7月の雇用統計は、人員削減がまだ限定的な数にとどまるなか、雇用増ペースの継続的な軟化を示す可能性が高い。非農業部門雇用者数は17万8000人増と予想され、健全ではあるが緩やかなペースとなる。失業率は、過去3カ月連続で上昇したが、7月は4.1%で前月から横ばいと予想される。
7月30日に発表される求人件数も注目される。
同日に発表されるコンファレンスボードの消費者信頼感指数は消費者の状況を知る上で重要で、8月1日に発表される供給管理協会(ISM)の製造業景況指数からは苦境にある製造業の最新情報が得られる。

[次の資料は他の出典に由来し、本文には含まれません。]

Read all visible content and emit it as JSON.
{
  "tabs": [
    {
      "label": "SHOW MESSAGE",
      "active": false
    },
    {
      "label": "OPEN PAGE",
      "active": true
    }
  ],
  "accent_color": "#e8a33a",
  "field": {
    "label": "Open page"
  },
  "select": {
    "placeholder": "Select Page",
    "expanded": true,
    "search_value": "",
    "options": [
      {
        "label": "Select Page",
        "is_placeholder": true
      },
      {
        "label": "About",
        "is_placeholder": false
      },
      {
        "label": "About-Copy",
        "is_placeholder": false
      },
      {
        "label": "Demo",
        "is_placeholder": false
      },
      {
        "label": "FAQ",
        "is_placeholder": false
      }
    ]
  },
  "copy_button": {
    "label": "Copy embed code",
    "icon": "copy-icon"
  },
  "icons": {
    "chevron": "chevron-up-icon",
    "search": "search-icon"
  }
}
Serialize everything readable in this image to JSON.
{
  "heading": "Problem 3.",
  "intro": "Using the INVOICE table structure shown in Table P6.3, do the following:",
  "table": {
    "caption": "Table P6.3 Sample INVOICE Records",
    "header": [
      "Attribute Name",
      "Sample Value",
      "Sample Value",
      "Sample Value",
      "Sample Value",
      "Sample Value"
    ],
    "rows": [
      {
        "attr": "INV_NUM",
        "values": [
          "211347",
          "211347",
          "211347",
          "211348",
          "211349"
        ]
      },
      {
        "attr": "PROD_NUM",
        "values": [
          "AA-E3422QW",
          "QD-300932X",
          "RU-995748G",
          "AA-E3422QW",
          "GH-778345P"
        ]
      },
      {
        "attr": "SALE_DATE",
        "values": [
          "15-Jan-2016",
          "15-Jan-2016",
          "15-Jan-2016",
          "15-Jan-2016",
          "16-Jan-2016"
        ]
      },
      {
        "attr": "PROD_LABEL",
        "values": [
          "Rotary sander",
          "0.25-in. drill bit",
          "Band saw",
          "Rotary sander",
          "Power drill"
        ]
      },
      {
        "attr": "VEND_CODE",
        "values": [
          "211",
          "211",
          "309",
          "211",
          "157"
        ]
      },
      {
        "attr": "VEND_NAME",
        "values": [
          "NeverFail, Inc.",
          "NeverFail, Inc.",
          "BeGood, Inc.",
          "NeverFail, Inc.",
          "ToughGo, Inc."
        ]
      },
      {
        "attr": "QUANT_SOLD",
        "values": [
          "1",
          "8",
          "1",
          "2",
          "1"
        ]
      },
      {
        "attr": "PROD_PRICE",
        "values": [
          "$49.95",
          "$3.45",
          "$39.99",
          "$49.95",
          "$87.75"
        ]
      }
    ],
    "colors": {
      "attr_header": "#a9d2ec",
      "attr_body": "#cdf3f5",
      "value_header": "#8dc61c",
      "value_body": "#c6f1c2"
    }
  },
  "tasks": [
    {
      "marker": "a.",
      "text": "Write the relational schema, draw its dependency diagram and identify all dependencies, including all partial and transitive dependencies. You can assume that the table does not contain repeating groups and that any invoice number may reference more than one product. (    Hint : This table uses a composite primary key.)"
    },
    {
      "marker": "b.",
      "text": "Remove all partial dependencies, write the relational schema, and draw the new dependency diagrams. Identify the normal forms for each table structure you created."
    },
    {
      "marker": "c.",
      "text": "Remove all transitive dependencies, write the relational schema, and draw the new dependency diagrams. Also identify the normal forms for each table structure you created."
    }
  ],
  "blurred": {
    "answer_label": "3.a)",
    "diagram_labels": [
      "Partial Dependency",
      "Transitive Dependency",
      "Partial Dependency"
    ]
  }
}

30、31日のFOMCでは、「利下げは『近いうちに』適切だという点で大方が合意するだろうが、タイミングについては微妙な相違があるだろう」と、アンナ・ウォン氏らブルームバーグ・エコノミクスのエコノミストが予想した。
日本と英国
米国以外では日本の利上げと英国の利下げの可能性が注目される。
日本銀行は30、31日に政策決定会合を開く。日銀はすでに、量的引き締めに向けた第一歩として毎月の国債購入額を削減する計画の詳細を7月に発表すると表明しており、5兆-6兆円に削減し最終的には2年間で購入額を半減させるというのがエコノミストのコンセンサス予想となっている。
ほとんどのエコノミストは利上げのリスクもあるとみているが、基本シナリオとして利上げを予想しているのは30%程度。
イングランド銀行(英中央銀行)は8月1日に、4年余りで初めてとなる利下げに踏み切る可能性がある。
投資家は、国内の物価上昇圧力が長引く兆候にもかかわらず中銀が16年ぶり高水準の5.25%から金利を引き下げる可能性が50%あるとみている。
利下げの場合は5対4の僅差による決定になるとエコノミストは予想している。
ユーロ圏
ユーロ圏では域内総生産(GDP)とインフレ率に注目が集まる。
7月30日発表のGDPデータはユーロ圏と域内経済大国の4-6月(第2四半期)の経済状況を示す。31日発表される7月のインフレ率と合わせ、欧州中央銀行(ECB)が9月に追加利下げを実施するかどうかの手掛かりとなるだろう。